The long-term impact of family separation isn’t only psychological. Trauma produces an outpouring of certain neurochemicals that can cause serious physical changes, Cohen explained. Early exposure can affect the actual physiology and anatomy of the brain in a way that robs children of a capacity to normally develop, according to the child psychiatrist. Studies also show that this level of trauma can alter the DNA that protects children from serious medical ailments later in life, rendering them more susceptible to health issues such as cardiovascular diseases and even cancer.
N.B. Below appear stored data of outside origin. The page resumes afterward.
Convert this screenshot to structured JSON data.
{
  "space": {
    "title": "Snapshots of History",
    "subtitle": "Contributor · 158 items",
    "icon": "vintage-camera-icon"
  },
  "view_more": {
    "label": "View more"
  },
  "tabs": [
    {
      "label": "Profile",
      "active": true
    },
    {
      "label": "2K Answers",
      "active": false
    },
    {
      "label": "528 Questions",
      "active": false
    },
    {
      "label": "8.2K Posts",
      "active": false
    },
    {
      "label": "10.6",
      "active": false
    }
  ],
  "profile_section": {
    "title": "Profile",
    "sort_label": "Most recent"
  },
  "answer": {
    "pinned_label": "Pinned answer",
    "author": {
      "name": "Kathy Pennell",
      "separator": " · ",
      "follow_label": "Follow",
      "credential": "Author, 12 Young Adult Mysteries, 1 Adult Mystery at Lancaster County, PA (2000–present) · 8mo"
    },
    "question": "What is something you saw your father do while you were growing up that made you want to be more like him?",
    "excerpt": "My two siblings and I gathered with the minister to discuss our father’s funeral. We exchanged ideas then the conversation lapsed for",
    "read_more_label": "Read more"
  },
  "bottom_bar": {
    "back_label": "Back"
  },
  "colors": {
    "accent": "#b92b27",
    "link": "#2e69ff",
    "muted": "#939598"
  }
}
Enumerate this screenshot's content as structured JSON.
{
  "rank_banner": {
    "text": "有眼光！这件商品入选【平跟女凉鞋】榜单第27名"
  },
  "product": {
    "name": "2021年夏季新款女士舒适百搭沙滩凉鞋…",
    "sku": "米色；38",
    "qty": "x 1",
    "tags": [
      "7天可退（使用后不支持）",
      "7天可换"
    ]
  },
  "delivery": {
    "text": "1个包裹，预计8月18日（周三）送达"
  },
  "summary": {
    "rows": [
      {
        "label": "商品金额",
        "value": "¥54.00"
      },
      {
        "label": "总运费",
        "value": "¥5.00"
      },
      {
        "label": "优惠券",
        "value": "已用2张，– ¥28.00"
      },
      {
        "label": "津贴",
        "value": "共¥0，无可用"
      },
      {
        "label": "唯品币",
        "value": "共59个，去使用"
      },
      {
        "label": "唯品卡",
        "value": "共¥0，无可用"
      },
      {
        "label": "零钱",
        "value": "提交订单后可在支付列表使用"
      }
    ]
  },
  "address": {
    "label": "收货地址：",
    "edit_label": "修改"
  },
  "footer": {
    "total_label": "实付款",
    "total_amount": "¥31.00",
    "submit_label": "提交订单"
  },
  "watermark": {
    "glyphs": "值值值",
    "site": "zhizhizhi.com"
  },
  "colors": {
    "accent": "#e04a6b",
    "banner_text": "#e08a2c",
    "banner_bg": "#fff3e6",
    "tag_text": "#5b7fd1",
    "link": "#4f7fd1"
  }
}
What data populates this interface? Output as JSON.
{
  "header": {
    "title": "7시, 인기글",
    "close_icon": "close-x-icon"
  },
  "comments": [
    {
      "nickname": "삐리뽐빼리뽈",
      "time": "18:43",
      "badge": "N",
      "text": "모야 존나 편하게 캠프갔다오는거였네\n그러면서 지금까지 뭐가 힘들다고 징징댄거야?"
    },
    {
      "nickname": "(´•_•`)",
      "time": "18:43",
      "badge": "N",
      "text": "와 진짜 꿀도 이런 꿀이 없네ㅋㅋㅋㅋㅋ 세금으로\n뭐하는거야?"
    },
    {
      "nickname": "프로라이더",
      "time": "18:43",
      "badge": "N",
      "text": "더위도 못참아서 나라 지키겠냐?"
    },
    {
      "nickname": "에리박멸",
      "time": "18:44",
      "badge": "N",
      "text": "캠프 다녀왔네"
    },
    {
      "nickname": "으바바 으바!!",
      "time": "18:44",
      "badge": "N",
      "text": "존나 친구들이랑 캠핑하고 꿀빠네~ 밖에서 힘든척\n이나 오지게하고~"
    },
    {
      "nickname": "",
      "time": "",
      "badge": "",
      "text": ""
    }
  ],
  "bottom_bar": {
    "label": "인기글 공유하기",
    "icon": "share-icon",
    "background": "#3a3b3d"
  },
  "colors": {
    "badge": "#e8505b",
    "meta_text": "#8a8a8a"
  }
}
She argues that the trauma now being imposed on children by the Trump administration’s immigration policies can actually “lower their lifespan”.
And under Trump’s second term, Cohen is witnessing a major uptick in young children with a different kind of trauma, one related to “anticipatory anxiety”.
She said: “Masked and threatening men are coming into their schools. These kids are also picking up on their parents’ anxiety. These kids aren’t eating. They’re not sleeping. They’re becoming dysfunctional at home; they’re withdrawn or they act out or they are very clingy. They are afraid to go to school, the doctor and even play dates. They don’t want their parents to go to work. These are children witnessing on television or in person the reality that their parents can get swept up and disappear.”
Those children are why Yara and others are sharing their own painful experience with a parent’s deportation. Yara says she initially saw her mother’s deportation as a personal tragedy, but the more she connected with undocumented activists, the more she understood there was a larger system at work.
“Deportation is intended to demean and dehumanize our families, and I think there’s incredible power in connecting with each other and sharing our stories,” she said. “I want young people going through this today to hear my story and know that you can also survive this. You can stay bonded to your parents and create a beautiful and fulfilling life.”